Telling your teacher your dog ate your homework is an old excuse for not getting your work done, but some Iowa State students are hoping to tell their professors that fellow students ate their work. Beginning students in Iowa State’s culinary science program are allowed to create recipes for dishes that could be put on the menu for fellow students.
Program coordinator, Erica Beirman, says it’s part of the skills learned in their introductory course where they become actual chefs and cooks. She says rotate through all the dining areas, learning knife skills and equipment to get an idea how a large-scale operations flows. Bierman says midway through the semester they can bring in a favorite recipe and work with the chefs to get it approved.
Bierman says the students have to know everything it takes to feed a big group of hungry students. Bierman says they learn preparation techniques for large scale operations, proper equipment utilization, labor utilization. The students start by making the dish for 20 students, and get feedback. They then take the feedback and improve the recipe to serve a larger group. They have to learn how to take the recipe and turn it into something that can be used to feed a big group, while maintaining its appeal.
“A pinch of pepper in a recipe for eight people versus a pinch of pepper for a recipe for 80 — when you multiply that up sometimes you don’t want quite that much,” Bierman says. She says they have to learn you can’t always just multiply the amount of spice you use, you may have to add the spice based on taste for a larger serving. The program is new to I-S-U, and last year they came up with their first student created recipe.
She says a student created a Cyclone pasta with red and yellow peppers that show off the school colors, and they’ve also created some recipes for the Iowa Soy Foods Council. Bierman says creating the recipes gives students great hands on experience in dealing with food issues, while getting direction from professionals.
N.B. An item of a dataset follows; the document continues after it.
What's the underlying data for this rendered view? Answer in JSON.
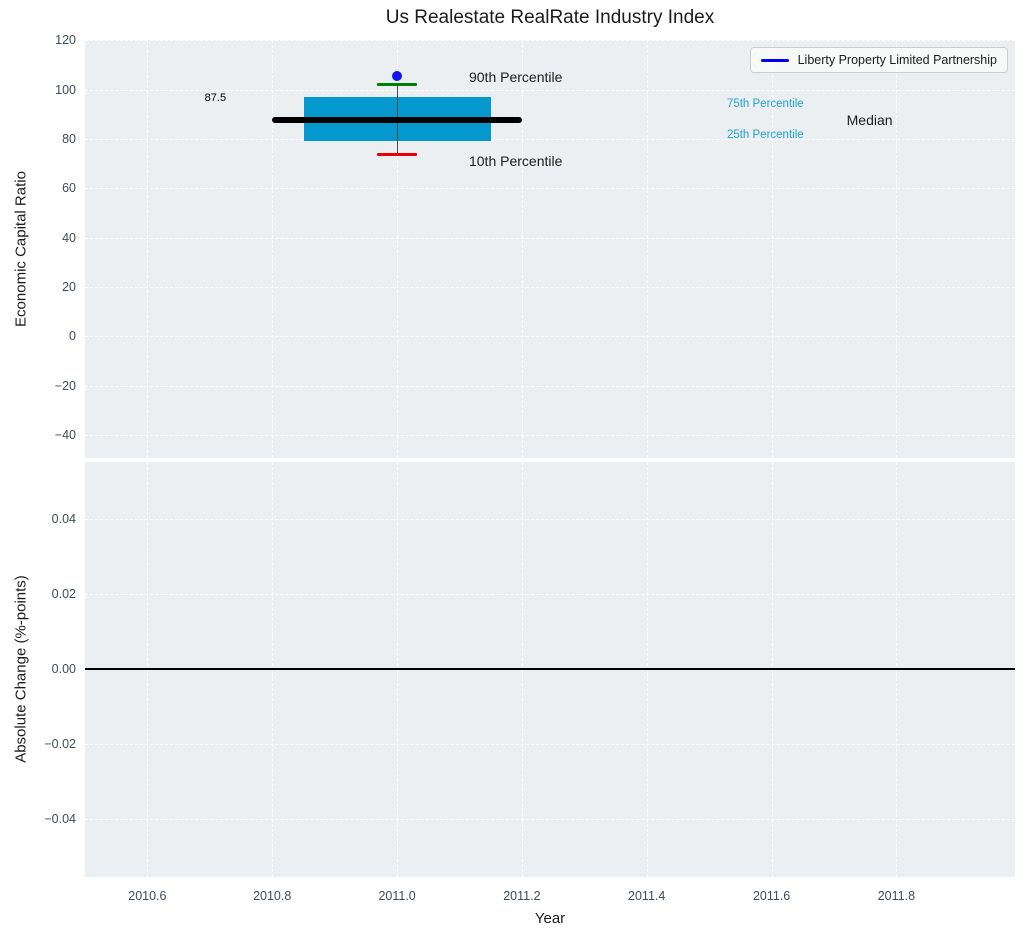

Bierman says the students get to utilize the input of the chefs on campus, which she says is a unique aspect of the course.
If the recipes prove to be tasty, and cost effective to adapt to a large scale use, they are put in the dining hall rotation. Bierman says the culinary science program has gotten more and more interest from students, and she credits the popularity of the cooking shows on television for part of that popularity. She says there are now 50 students in the program.